By Marivir R. Montebon
Pres. Duterte’s war against illegal drugs will succeed if it seriously focuses on crashing the drug cartels on top and addressing poverty pervading at the bottom of society. The unabated murders of suspected drug pushers by vigilantes or cops have already become baffling. It is beginning to isolate Duterte’s young presidency.
Drug cartels in the Philippines are reportedly financed and operated by Chinese, Filipino, and Mexican mafia, doping both the young and the old, the curious and the desperate. This evil business of inflicting addiction and death thrives in a culture of corruption in government. Pres. Duterte’s iron hand may have made sense in cleaning up Davao City of crooks and criminals, pushing out drug cartels outside of his city of jurisdiction. Now the entire Philippines is a huge arena in the war against drugs. But the war against drugs is also fundamentally the war against poverty.

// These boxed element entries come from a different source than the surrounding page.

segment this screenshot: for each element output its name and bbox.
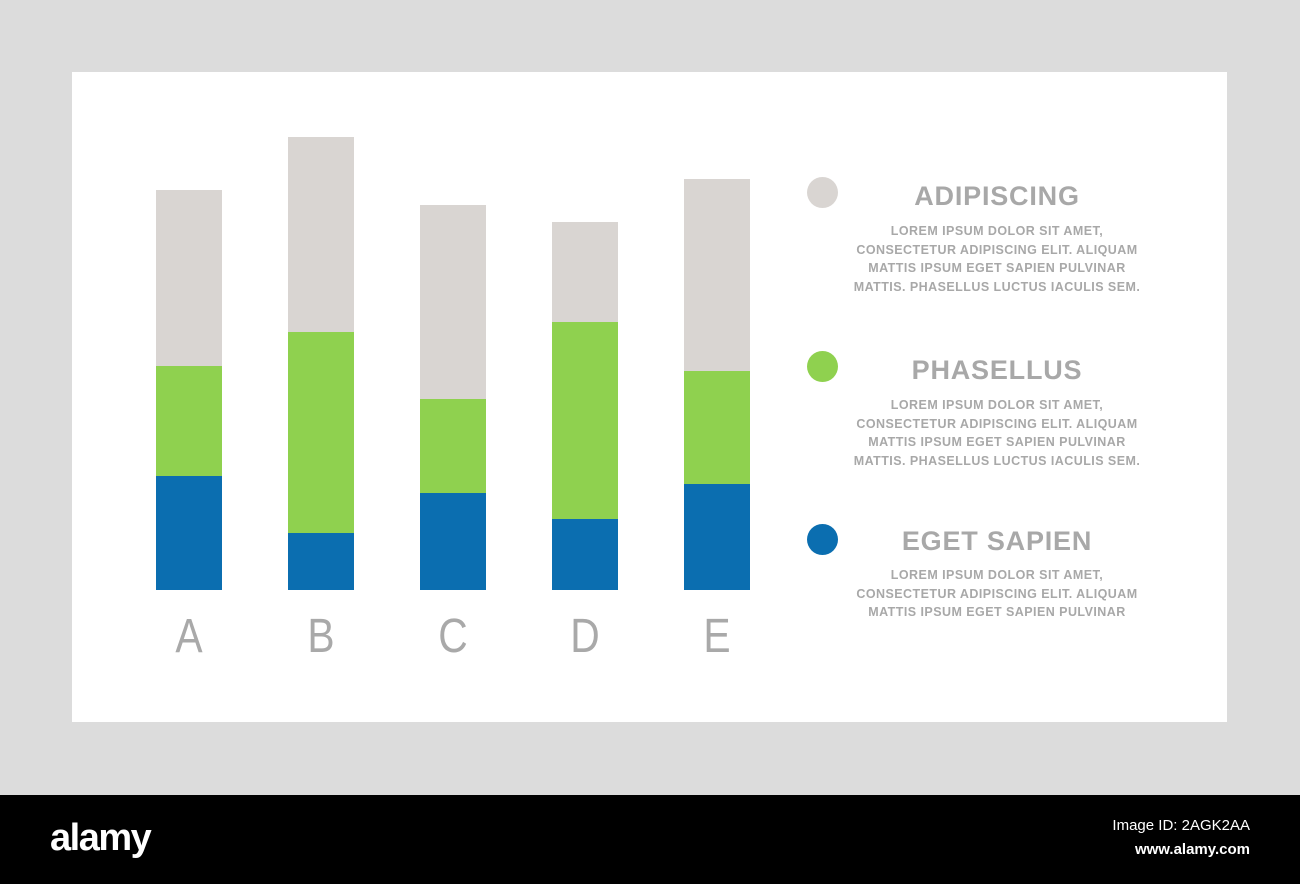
axis labels: E xyxy=(703,610,731,663)
legend: adipiscing: LOREM IPSUM DOLOR SIT AMET, xyxy=(891,224,1103,238)
legend: adipiscing: MATTIS. PHASELLUS LUCTUS IACULIS SEM. xyxy=(854,280,1140,294)
logo: alamy xyxy=(50,817,150,859)
legend: eget sapien xyxy=(807,524,1138,619)
legend: adipiscing: CONSECTETUR ADIPISCING ELIT. ALIQUAM xyxy=(856,243,1138,257)
legend: eget sapien: EGET SAPIEN xyxy=(902,526,1092,556)
legend: phasellus: CONSECTETUR ADIPISCING ELIT. ALIQUAM xyxy=(856,417,1138,431)
legend: phasellus: MATTIS IPSUM EGET SAPIEN PULVINAR xyxy=(868,435,1126,449)
bar chart xyxy=(156,137,750,663)
legend: adipiscing: MATTIS IPSUM EGET SAPIEN PULVINAR xyxy=(868,261,1126,275)
bar A xyxy=(156,190,222,590)
url: www.alamy.com xyxy=(1135,841,1250,858)
axis labels xyxy=(175,610,731,663)
legend: adipiscing xyxy=(807,177,1140,294)
legend: phasellus xyxy=(807,351,1140,468)
bar E xyxy=(684,179,750,590)
axis labels: B xyxy=(307,610,335,663)
footer band xyxy=(0,795,1300,884)
bar B xyxy=(288,137,354,590)
bar C xyxy=(420,205,486,590)
legend: phasellus: PHASELLUS xyxy=(912,355,1082,385)
legend: adipiscing: ADIPISCING xyxy=(914,181,1080,211)
bar D xyxy=(552,222,618,590)
axis labels: C xyxy=(438,610,468,663)
legend: phasellus: LOREM IPSUM DOLOR SIT AMET, xyxy=(891,398,1103,412)
axis labels: D xyxy=(570,610,600,663)
legend: eget sapien: CONSECTETUR ADIPISCING ELIT. ALIQUAM xyxy=(856,587,1138,601)
legend: eget sapien: LOREM IPSUM DOLOR SIT AMET, xyxy=(891,568,1103,582)
legend: phasellus: MATTIS. PHASELLUS LUCTUS IACULIS SEM. xyxy=(854,454,1140,468)
image id: Image ID: 2AGK2AA xyxy=(1112,817,1250,834)
axis labels: A xyxy=(175,610,203,663)
panel: chart card xyxy=(72,72,1227,722)
legend: eget sapien: MATTIS IPSUM EGET SAPIEN PULVINAR xyxy=(868,605,1126,619)
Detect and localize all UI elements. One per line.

At the Senate hearing on extra-judicial killings recently, PNP chief Ronald ‘Bato’ dela Rosa expressed exasperation on the depth and magnitude of the problem, that even in the National Bilibid Prisons, drug lords live like kings and are allegedly continuing illegal business despite their incarceration. He was alluding to institutional corruption that perpetuates the illegal drugs business.
So desperate perhaps is Dela Rosa that he was quoted as encouraging ‘drug surrenderees’ to burn down houses of drug lords or kill them, citing that the drug lords have become rich because of the drugs they once sold to them. The national police chief said this during a public engagement in Bacolod City on August 24.

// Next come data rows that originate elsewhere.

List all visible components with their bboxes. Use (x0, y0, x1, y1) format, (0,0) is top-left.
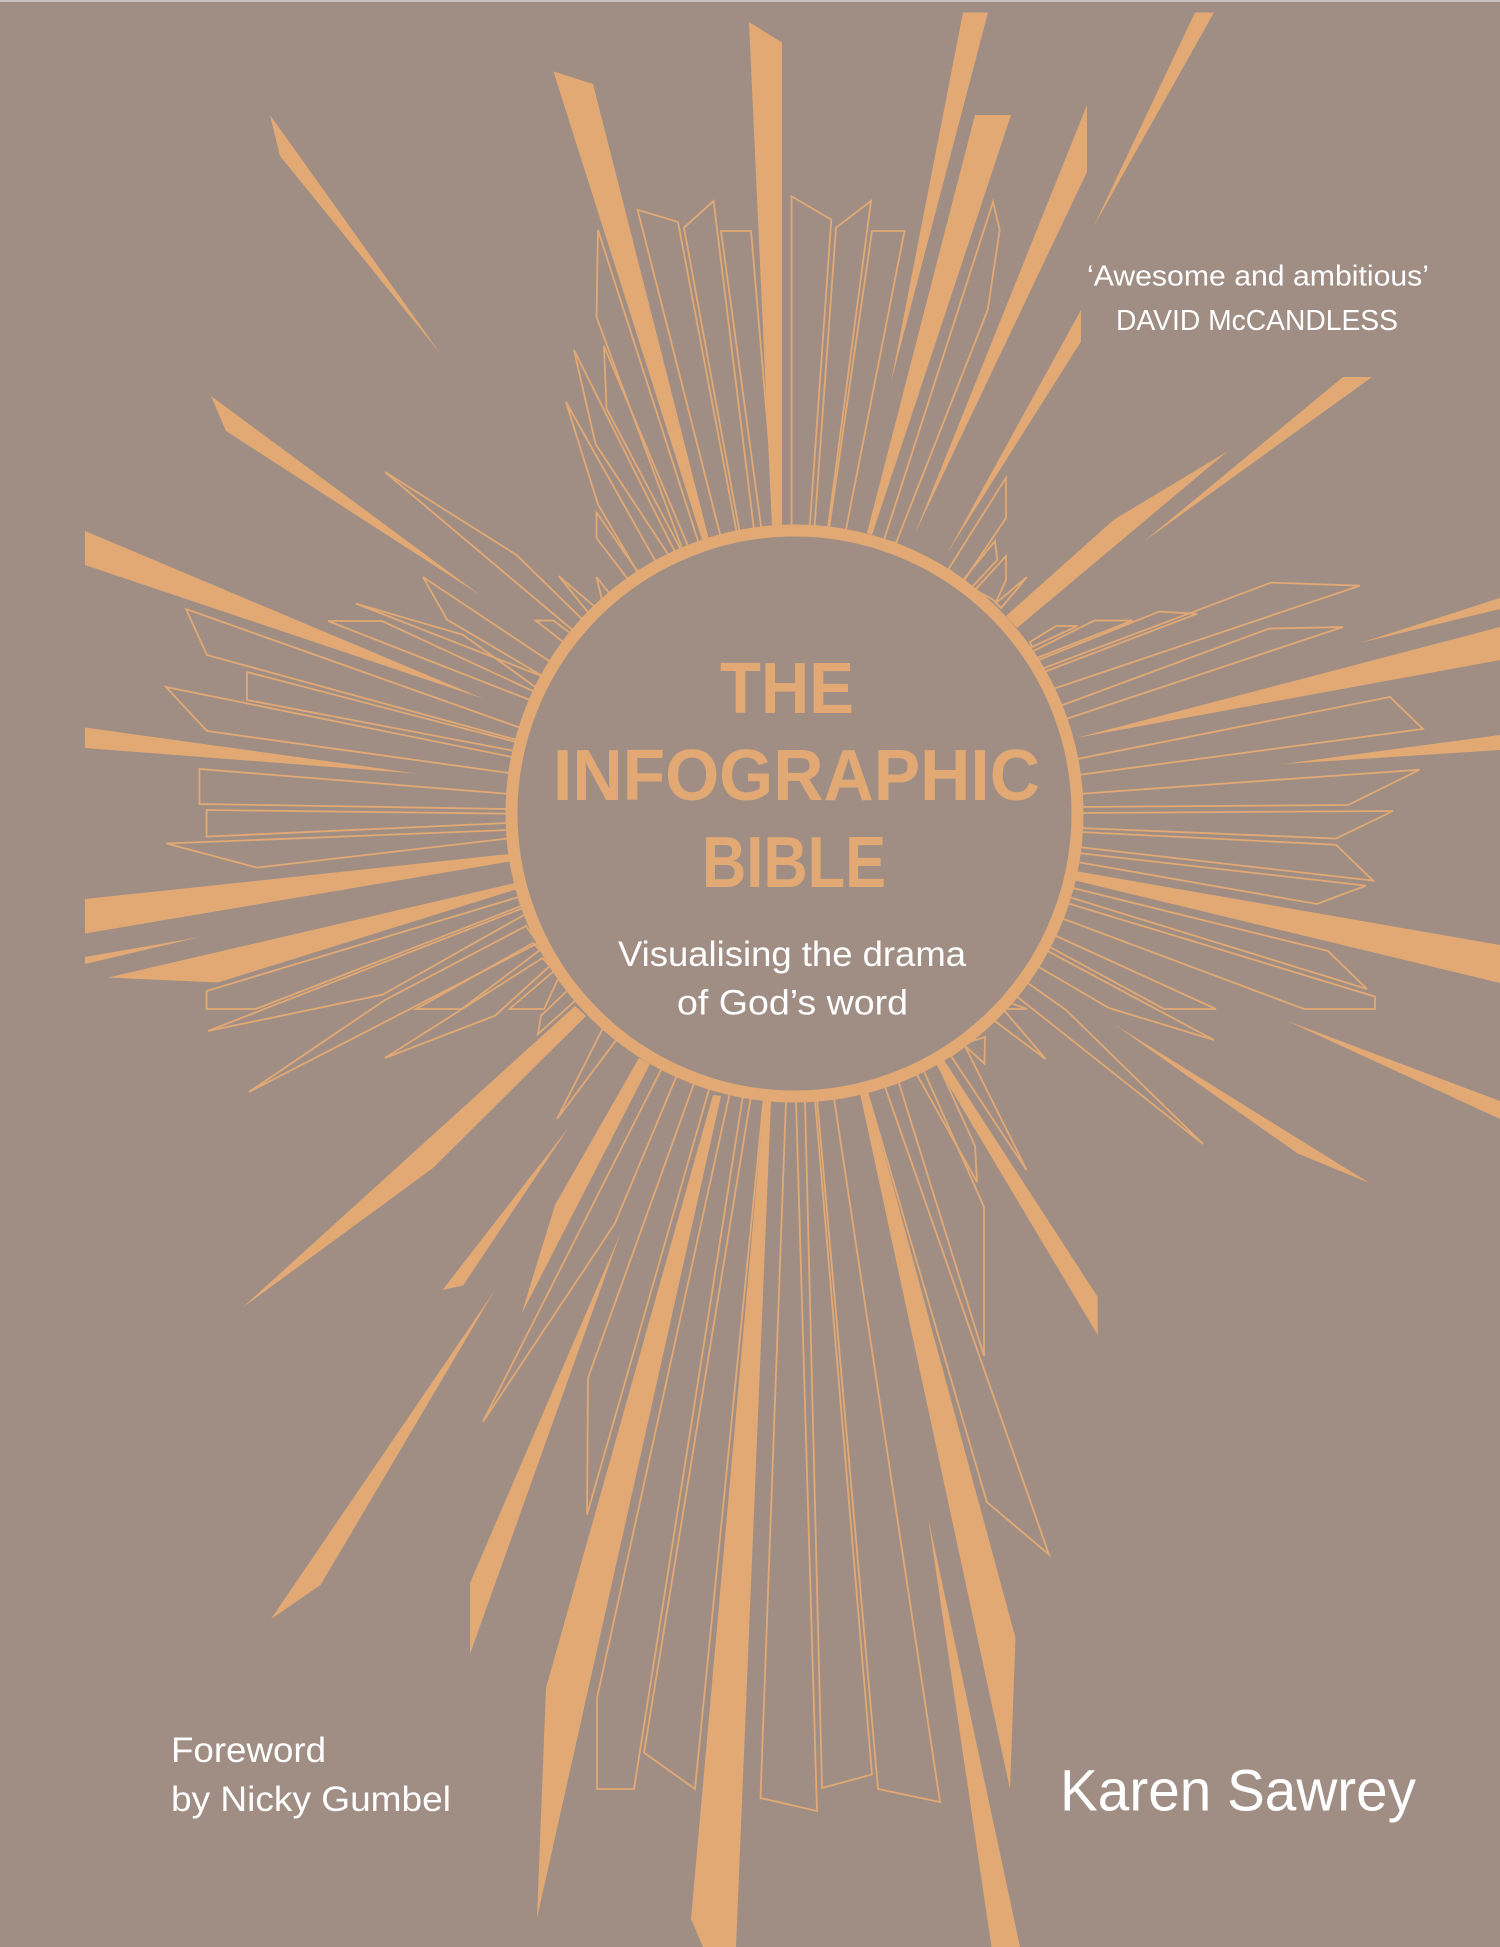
quote attribution: DAVID McCANDLESS (1116, 305, 1398, 337)
title: INFOGRAPHIC: INFOGRAPHIC (553, 736, 1040, 816)
subtitle line one: Visualising the drama (618, 935, 967, 974)
foreword line one: Foreword (171, 1731, 326, 1770)
title: BIBLE: BIBLE (702, 823, 886, 903)
central circle (512, 530, 1078, 1096)
sunburst: outline rays (166, 196, 1423, 1811)
subtitle line two: of God’s word (677, 984, 908, 1022)
quote: ‘Awesome and ambitious’ (1087, 260, 1429, 292)
foreword line two: by Nicky Gumbel (171, 1780, 451, 1819)
title: THE: THE (720, 649, 854, 729)
author name: Karen Sawrey (1060, 1758, 1416, 1824)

As I write, there are 1900 people reported to be summarily killed for their involvement in illicit drugs, perpetrated either by police or unidentified gunmen. It all becomes convoluted, almost impenetrable.
Meantime, someone inquired as to the whereabouts of Peter Lim, an alleged big drug lord in Cebu and the continued office of Mayor Rolando Espinosa in Albuera, Leyte despite his arrest for possession of illegal drugs together with his son. No criminal charges are filed against him to this day.

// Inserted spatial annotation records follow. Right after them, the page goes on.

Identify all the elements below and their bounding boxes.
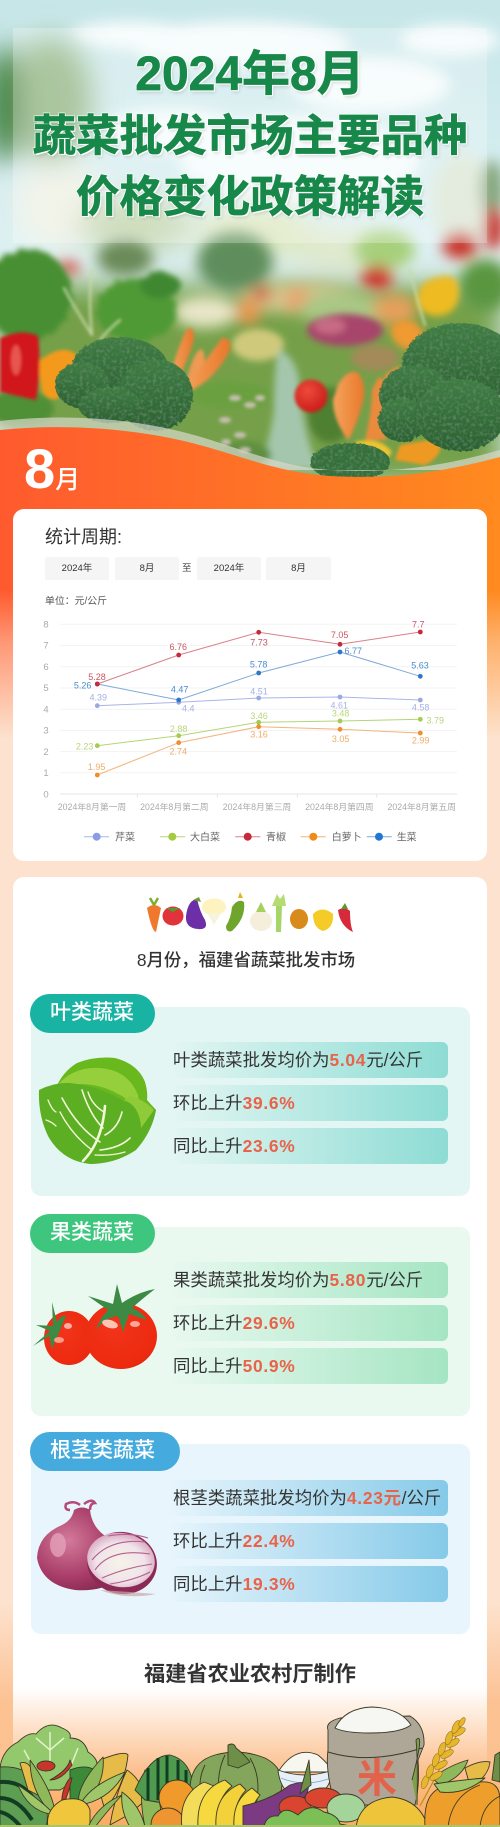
series: 大白菜: 3.46 — [250, 711, 268, 721]
series: 白萝卜: 3.16 — [250, 730, 268, 740]
green pumpkin — [190, 1744, 282, 1805]
wheat — [412, 1716, 467, 1806]
text: 同比上升23.6% — [173, 1136, 295, 1156]
line chart: 3 — [43, 726, 49, 736]
text: 果类蔬菜批发均价为5.80元/公斤 — [173, 1270, 423, 1290]
eggplant — [243, 1760, 311, 1827]
chart legend — [84, 830, 417, 844]
text: 8月 — [291, 563, 306, 574]
tag: root vegetables — [30, 1432, 180, 1471]
yellow melon — [356, 1797, 428, 1827]
heading: statistics period: 统计周期: — [45, 527, 122, 547]
series: 青椒: 7.7 — [412, 620, 425, 630]
panel: price chart card — [13, 509, 487, 861]
line chart: 2024年8月第二周 — [140, 801, 209, 812]
text: 2024年 — [62, 563, 92, 574]
chart legend: 大白菜 — [190, 830, 220, 844]
text: 8月 — [140, 563, 154, 574]
orange wave background — [0, 418, 500, 732]
text: 同比上升50.9% — [173, 1356, 295, 1376]
stat rows: root vegetables — [173, 1480, 448, 1602]
corn — [18, 1753, 146, 1825]
leafy greens — [0, 249, 270, 426]
text: 环比上升22.4% — [173, 1531, 295, 1551]
series: 白萝卜: 3.05 — [332, 734, 349, 744]
pebbles — [219, 395, 265, 453]
series: 白萝卜: 1.95 — [88, 762, 105, 772]
green melon — [327, 1794, 365, 1822]
series: 青椒: 7.73 — [250, 637, 268, 647]
tomatoes — [279, 1788, 341, 1818]
right broccoli — [378, 323, 500, 451]
credit line: 福建省农业农村厅制作 — [144, 1663, 356, 1686]
panel: fruit vegetables — [31, 1227, 470, 1416]
text: 至 — [182, 563, 192, 574]
stat rows: fruit vegetables — [173, 1262, 448, 1384]
panel: root vegetables — [31, 1444, 470, 1634]
panel: leafy vegetables — [31, 1007, 470, 1196]
panel: category card — [13, 877, 487, 1827]
icon: onion — [37, 1500, 157, 1596]
chili peppers — [37, 1760, 72, 1810]
striped watermelon — [135, 1755, 193, 1805]
sack mark: 米 — [357, 1757, 397, 1801]
tag: leafy vegetables — [30, 994, 155, 1033]
text: 2024年 — [214, 563, 244, 574]
title: 价格变化政策解读 — [76, 174, 424, 222]
series: 大白菜 — [76, 708, 444, 752]
line chart: 0 — [43, 790, 49, 800]
chart legend: 白萝卜 — [332, 830, 362, 844]
line chart: 2 — [43, 747, 49, 758]
line chart — [43, 620, 457, 844]
line chart: 4 — [43, 704, 49, 716]
translucent title panel — [13, 28, 487, 243]
line chart: 2024年8月第四周 — [305, 801, 374, 812]
title: 蔬菜批发市场主要品种 — [32, 113, 468, 161]
series: 芹菜: 4.58 — [412, 703, 429, 713]
series: 芹菜: 4.39 — [90, 692, 107, 702]
clouds — [70, 21, 500, 205]
text: 根茎类蔬菜批发均价为4.23元/公斤 — [173, 1488, 441, 1508]
tag: root vegetables: 根茎类蔬菜 — [50, 1439, 155, 1462]
left watermelon — [0, 1767, 100, 1827]
line chart: 5 — [43, 683, 49, 694]
title: 2024年8月 — [135, 48, 365, 101]
blurred backdrop vegetables — [0, 38, 500, 485]
tag: fruit vegetables — [30, 1214, 155, 1253]
line chart: 7 — [43, 641, 49, 652]
line chart: 1 — [43, 768, 49, 779]
chart legend: 生菜 — [397, 830, 417, 844]
series: 生菜 — [74, 646, 429, 702]
month label: 8月 — [24, 437, 80, 500]
wispy stems — [64, 270, 425, 340]
left broccoli — [55, 337, 193, 431]
text: 叶类蔬菜批发均价为5.04元/公斤 — [173, 1050, 423, 1070]
text: 同比上升19.3% — [173, 1574, 295, 1594]
series: 白萝卜: 2.74 — [170, 747, 187, 757]
icon: tomatoes — [33, 1284, 157, 1369]
series: 大白菜: 2.88 — [170, 724, 187, 734]
line chart: 2024年8月第五周 — [387, 801, 456, 812]
icon: row of vegetable characters — [147, 892, 353, 932]
side margin right fading to orange — [487, 1600, 500, 1770]
icon: cabbage — [38, 1058, 156, 1164]
series: 芹菜: 4.51 — [250, 687, 268, 697]
series: 芹菜: 4.4 — [182, 704, 195, 714]
series: 青椒: 7.05 — [331, 630, 348, 640]
text: 环比上升39.6% — [173, 1093, 295, 1113]
subheading: market statement: 8月份，福建省蔬菜批发市场 — [137, 950, 355, 970]
line chart: 8 — [43, 620, 49, 630]
small broccoli — [310, 443, 390, 481]
yellow fruit and leaves — [48, 1770, 161, 1827]
chart legend: 青椒 — [266, 830, 286, 844]
tag: fruit vegetables: 果类蔬菜 — [50, 1221, 134, 1244]
series: 生菜: 5.63 — [411, 660, 429, 670]
series: 白萝卜: 2.99 — [412, 736, 429, 746]
lettuce — [0, 1725, 97, 1790]
text: 环比上升29.6% — [173, 1313, 295, 1333]
side margin left fading to orange — [0, 1600, 13, 1770]
series: 白萝卜 — [88, 724, 429, 777]
title — [32, 48, 468, 222]
series: 大白菜: 2.23 — [76, 742, 93, 752]
chart legend: 芹菜 — [115, 832, 135, 844]
oranges — [151, 1780, 195, 1827]
line chart: 2024年8月第三周 — [223, 801, 291, 812]
series: 青椒: 6.76 — [170, 642, 187, 652]
series: 青椒 — [88, 620, 425, 686]
tag: leafy vegetables: 叶类蔬菜 — [50, 1001, 134, 1024]
bananas — [181, 1780, 260, 1827]
series: 芹菜 — [90, 687, 429, 714]
bottom gradient background — [0, 1688, 500, 1827]
line chart: 2024年8月第一周 — [58, 801, 126, 812]
stat rows: leafy vegetables — [173, 1042, 448, 1164]
rice bowl — [278, 1752, 333, 1798]
series: 青椒: 5.28 — [88, 672, 106, 682]
series: 生菜: 5.26 — [74, 680, 91, 690]
lettuce front — [264, 1808, 355, 1827]
red pepper and orange pepper — [0, 332, 77, 400]
series: 生菜: 4.47 — [171, 684, 188, 694]
series: 生菜: 5.78 — [250, 660, 267, 670]
series: 生菜: 6.77 — [345, 646, 362, 656]
line chart: 6 — [43, 662, 49, 673]
bottom illustration: harvest of vegetables — [0, 1706, 500, 1827]
series: 芹菜: 4.61 — [331, 700, 348, 710]
series: 大白菜: 3.48 — [332, 708, 349, 718]
period selectors — [45, 557, 331, 580]
corn and leaves on right — [432, 1760, 490, 1792]
orange pumpkin — [425, 1752, 500, 1827]
rice sack — [327, 1707, 424, 1805]
carrots — [170, 328, 441, 470]
hero photo: vegetables — [0, 0, 500, 477]
unit label: 单位：元/公斤 — [45, 596, 107, 607]
series: 大白菜: 3.79 — [427, 715, 444, 725]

Clearly, there is a gap and blatant weakness in between the apprehension of alleged criminals and their prosecution and actual filing of criminal charges pursuant to the Dangerous Drugs Act of 2002.
After a buy-bust operation and the destruction of illicit drugs by burning, what happens to those who are arrested? Are they filed appropriate charges as an SOP? Are they allowed bail? Is there usually an out of court settlement to escape from the mills of justice?
There have been so many apprehensions of large-scale dealers and shabu laboratories in Quezon City, Tarlac, Subic, and Pampanga, according to reports by the Inquirer, Philippine Star, and Manila Bulletin.
I remember Mandaue City had been a quiet nest to the biggest shabu (Methamphetamine hydrochloride) factory in southeast Asia. It was busted in 2004 where a ton of shabu was recovered as well as cooking equipment and cameras.
But then, the public was lost as to what happened next – if the NBI and police submitted their opinion to the city prosecutor’s office and whether appropriate charges were subsequently filed against the owner of the warehouse and operator/business owner.
Unfortunately, the story ends in apprehension of big buy-bust operations. There is no prosecution. The perpetrators go on business as usual.
So all we see right now are the murders of small time pushers and users. These could be the handiwork of hired goons or of corrupt cops to cover their tracks.
The spate of extra judicial killings is a stamp to the hopelessness of poverty, that drug trafficking seems to be a poor man’s desperate way to live. All these are now going off-hand.
But we are better than this. Yes, Mr. President, we need to crash the drug cartels from the top, and we need to curb poverty from the bottom. People will veer away from drugs if given big chances for education and sustainable entrepreneurial endeavors.
Kudos to the brave men and women who covertly investigate and bust large-scale illegal drugs business of the devil. They need utmost government protection from the shady deals which drug lords are so capable of doing.